New ADA (Americans with Disabilities Act) regulations will take effect March 15, 2012. I’ve been meaning to write about this topic for some time. Most (close to 100%) of the commercial real estate owners I mention this to are completely unaware that the new regs are coming.The complete copy of the act and supplemental material can be found at Revised ADA Regulations Implementing Title II and Title III.
The new regulations affect virtually every commercial building open to the public, including establishments that were exempted in the original 1991 act, and facilities such as office buildings, factories and warehouses that do not provide goods or services directly to the public are subject to the ADA’s requirements for new construction and alterations. The new act was passed by Congress in 2010, and phased the enactment of the anti-discriminatory hiring sections for March 15, 2011, and the building accessibility standards for this year.
Most importantly, the new act eliminates the “grandfather” or “safe harbor” provision that exempted buildings constructed prior to 1991 from compliance with ADA unless significant alterations or new construction occurs. After March 15, 2012 all buildings must comply with the 2010 standards when making improvements previously considered normal maintenance or replacement.
Quoting from the ADA Small Business Primer:
“When a small business undertakes an alteration to any of its facilities, it must, to the maximum extent feasible, make the alteration accessible. An alteration is defined as remodeling, renovating, rehabilitating, reconstructing, changing or rearranging structural parts or elements, changing or rearranging plan configuration of walls and full-height partitions, or making other changes that affect (or could affect) the usability of the facility.”
“Examples include restriping a parking lot, moving walls, moving a fixed ATM to another location, installing a new sales counter or display shelves, changing a doorway entrance, replacing fixtures, flooring or carpeting. Normal maintenance, such as reroofing, painting, or wallpapering, is not an alteration.”
The one that got our attention was the classification of flooring and carpeting, and parking lot restriping as alterations that require compliance with new standards.
The new act requires 1 van accessible space per 6 required handicapped spaces, a change from 1 per 8 spaces previously required. This affects parking lots with 151 or more spaces. A van space requires 11′ wide parking space adjacent to an 5′ wide access aisle, or an 8′ wide space if the access aisle is 8′ wide, as depicted below.
In practice, assuming the typical requirement for 1 parking pace per 200 sq. ft. (5 per 1,000 sf) for retail uses, this will affect retail centers of 30,000 square feet and up. This is an important consideration when assessing needed capital expenditures during acquisition due diligence, or in budgeting for existing properties. Essentially every parking lot over this size is now non-compliant, as all local building codes are written in compliance with the 1991 act. Unless sufficient space is available to accommodate additional van spaces the center could be unable to get a certificate of occupancy for new tenants after improvements are made. Typical office parking requirements are 1 space per 400 sq. ft., so the new requirement will kick in for buildings over 60,000 sq. ft.
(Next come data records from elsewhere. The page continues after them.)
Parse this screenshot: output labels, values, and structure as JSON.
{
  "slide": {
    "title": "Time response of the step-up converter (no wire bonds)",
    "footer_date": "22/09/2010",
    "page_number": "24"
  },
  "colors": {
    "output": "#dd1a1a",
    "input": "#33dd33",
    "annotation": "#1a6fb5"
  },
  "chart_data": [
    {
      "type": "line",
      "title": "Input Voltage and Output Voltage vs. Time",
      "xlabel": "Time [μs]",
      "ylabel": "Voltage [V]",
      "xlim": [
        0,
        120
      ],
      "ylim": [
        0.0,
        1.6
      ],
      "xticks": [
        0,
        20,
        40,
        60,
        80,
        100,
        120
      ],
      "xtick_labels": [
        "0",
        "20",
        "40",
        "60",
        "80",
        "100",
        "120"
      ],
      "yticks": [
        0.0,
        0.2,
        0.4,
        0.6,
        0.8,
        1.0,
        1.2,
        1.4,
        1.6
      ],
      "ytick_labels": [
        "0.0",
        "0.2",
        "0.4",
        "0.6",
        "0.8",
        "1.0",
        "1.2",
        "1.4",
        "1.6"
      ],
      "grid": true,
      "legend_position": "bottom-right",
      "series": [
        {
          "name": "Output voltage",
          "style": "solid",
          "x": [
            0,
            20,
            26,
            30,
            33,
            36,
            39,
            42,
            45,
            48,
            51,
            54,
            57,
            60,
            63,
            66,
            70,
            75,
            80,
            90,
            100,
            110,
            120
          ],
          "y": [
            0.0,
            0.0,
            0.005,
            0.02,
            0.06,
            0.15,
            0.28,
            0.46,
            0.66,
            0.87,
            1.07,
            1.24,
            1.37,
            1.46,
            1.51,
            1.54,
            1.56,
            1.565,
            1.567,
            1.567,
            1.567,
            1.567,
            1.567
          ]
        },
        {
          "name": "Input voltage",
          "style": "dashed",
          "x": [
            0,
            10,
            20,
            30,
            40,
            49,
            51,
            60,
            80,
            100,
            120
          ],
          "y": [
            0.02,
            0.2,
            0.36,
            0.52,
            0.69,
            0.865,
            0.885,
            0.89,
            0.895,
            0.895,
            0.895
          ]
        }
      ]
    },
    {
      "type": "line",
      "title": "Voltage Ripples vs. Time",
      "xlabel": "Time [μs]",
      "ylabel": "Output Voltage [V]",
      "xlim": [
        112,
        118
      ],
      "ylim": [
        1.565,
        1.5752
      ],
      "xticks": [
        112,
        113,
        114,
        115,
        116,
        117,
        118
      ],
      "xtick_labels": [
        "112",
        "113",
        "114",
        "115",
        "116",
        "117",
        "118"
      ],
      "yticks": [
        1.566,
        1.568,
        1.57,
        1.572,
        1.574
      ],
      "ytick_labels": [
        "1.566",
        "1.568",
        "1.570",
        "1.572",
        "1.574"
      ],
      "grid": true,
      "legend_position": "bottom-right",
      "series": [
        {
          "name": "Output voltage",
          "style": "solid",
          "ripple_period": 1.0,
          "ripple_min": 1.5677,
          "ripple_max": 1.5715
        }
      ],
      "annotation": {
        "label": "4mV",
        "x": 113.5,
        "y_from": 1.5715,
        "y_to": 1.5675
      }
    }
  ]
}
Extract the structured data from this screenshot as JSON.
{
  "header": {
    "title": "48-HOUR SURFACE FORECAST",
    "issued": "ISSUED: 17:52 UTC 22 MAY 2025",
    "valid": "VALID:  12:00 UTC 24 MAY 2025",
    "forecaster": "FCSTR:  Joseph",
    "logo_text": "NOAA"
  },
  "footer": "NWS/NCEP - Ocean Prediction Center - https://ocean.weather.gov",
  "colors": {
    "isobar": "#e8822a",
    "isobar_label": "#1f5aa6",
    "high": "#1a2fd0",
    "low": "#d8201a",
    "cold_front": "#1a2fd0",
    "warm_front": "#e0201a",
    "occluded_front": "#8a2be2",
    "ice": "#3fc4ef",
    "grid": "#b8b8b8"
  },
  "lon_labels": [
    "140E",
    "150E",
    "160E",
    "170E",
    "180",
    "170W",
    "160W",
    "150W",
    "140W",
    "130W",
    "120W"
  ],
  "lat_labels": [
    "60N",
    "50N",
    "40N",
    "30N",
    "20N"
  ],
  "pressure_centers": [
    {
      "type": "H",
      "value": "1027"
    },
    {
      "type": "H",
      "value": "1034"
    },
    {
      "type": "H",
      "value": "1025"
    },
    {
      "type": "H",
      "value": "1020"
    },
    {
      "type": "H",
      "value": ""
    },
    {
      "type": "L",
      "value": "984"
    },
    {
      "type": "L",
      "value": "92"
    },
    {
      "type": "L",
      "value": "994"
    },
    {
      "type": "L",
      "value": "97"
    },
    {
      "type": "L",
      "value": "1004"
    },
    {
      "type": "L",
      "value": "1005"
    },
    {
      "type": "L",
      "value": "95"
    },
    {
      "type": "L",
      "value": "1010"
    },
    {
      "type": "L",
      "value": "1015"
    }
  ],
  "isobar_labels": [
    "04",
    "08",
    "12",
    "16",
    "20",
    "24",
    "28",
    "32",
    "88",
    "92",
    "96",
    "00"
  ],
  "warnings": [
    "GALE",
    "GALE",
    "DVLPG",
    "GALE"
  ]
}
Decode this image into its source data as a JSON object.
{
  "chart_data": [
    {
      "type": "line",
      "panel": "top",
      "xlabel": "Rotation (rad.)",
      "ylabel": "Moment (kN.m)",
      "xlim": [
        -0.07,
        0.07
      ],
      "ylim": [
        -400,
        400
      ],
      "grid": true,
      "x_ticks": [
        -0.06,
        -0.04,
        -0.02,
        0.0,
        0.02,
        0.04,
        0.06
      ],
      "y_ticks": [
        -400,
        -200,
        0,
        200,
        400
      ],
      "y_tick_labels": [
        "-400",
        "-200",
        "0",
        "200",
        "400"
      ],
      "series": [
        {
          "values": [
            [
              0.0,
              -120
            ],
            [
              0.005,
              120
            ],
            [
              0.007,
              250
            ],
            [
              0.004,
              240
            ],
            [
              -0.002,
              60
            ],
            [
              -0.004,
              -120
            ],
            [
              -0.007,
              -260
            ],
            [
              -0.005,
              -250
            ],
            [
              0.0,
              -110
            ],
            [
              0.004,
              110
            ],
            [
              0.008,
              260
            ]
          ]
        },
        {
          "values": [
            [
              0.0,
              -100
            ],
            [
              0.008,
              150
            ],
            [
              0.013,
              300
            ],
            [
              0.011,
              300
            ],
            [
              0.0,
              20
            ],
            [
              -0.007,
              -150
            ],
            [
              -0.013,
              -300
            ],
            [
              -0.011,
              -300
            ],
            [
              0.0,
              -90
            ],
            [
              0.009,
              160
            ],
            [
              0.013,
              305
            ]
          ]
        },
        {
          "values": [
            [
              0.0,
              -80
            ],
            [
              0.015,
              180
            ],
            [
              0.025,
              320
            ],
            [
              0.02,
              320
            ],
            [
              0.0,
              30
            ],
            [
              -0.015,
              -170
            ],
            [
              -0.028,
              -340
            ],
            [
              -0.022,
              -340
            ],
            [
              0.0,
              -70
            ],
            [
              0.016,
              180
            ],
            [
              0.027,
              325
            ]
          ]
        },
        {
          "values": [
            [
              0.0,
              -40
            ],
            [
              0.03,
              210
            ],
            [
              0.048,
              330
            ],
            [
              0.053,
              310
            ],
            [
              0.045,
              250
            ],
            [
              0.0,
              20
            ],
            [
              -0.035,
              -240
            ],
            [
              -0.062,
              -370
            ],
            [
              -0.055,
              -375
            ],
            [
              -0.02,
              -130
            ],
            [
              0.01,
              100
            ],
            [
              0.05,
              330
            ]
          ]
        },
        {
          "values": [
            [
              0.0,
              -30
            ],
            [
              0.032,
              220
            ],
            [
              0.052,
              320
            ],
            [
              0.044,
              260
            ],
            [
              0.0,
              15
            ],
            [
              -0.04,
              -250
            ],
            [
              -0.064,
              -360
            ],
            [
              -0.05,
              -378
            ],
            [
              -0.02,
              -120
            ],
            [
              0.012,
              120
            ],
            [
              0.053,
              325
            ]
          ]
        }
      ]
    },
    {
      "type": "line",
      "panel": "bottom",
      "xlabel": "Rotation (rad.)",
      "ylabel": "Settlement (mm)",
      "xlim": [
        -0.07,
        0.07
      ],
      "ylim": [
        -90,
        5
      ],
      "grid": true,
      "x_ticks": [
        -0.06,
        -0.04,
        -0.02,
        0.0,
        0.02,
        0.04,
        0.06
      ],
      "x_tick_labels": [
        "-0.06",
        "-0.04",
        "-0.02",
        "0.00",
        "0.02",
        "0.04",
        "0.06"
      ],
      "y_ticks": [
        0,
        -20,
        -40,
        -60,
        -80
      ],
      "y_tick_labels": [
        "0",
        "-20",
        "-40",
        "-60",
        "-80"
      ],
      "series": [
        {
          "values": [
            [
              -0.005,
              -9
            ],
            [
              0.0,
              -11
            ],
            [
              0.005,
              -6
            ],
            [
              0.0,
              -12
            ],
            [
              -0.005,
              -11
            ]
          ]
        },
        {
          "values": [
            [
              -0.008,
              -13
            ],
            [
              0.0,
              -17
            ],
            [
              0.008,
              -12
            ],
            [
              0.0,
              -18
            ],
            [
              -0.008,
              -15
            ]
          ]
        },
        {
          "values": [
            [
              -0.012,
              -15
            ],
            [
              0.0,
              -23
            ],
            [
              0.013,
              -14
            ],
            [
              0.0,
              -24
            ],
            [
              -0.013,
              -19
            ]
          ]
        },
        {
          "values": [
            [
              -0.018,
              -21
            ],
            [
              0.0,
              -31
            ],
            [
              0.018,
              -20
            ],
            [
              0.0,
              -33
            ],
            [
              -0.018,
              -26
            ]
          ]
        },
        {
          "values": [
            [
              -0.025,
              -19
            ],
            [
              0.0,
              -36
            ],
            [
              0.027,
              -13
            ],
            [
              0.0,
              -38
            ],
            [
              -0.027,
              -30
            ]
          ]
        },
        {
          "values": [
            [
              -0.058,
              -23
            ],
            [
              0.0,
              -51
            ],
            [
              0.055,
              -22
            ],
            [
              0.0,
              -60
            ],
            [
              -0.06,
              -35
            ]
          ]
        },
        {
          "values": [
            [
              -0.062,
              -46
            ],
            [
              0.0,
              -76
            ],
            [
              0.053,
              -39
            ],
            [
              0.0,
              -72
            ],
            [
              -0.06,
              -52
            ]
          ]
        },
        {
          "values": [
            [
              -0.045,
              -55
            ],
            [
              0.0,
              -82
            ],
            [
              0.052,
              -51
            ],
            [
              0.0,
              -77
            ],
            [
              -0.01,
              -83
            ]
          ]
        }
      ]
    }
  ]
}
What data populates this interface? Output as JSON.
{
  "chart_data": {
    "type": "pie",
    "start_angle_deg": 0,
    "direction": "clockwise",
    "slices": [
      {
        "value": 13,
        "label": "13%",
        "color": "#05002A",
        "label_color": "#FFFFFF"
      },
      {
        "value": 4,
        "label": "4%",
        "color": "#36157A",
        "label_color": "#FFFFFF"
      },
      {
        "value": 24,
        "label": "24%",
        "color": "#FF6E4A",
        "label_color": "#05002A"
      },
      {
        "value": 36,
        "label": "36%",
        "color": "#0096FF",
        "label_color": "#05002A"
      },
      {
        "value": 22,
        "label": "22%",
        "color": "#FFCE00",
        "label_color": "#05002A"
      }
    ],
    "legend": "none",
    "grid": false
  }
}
New carpeting or flooring can trigger requirements for a minimum 3′ wide accessible route through public space (e.g. retail display shelving, showrooms, office areas, etc.), heights of counters and light switches.
The new standards still contain the “readily achievable” language of the original act. This is a subjective judgment made by a local building official which is supposed to take into account business size, relative affordability, and the nature of the barrier or non-accessible feature in determining whether the new requirement can be met.
The act does provide that compliance costs are tax deductible. Section 190 of the IRS Code provides a tax deduction for businesses of all sizes for costs incurred in removing architectural barriers in existing facilities or alterations. The maximum deduction is $15,000 per year. For businesses with less than $1 million in revenue and fewer than 30 employees, all costs of compliance are deductible.
However, the tax deduction is going to be cold comfort for building owners struggling to maintain rent rolls. Office and retail tenants routinely demand new carpeting for renewals, some leases require it every few years. And parking lot striping is a recurring maintenance expense every five years or so. You may want to take a look at your parking lots now, and if they are close to needing sealing get it done now. Ditto with lease renewals requiring improvements.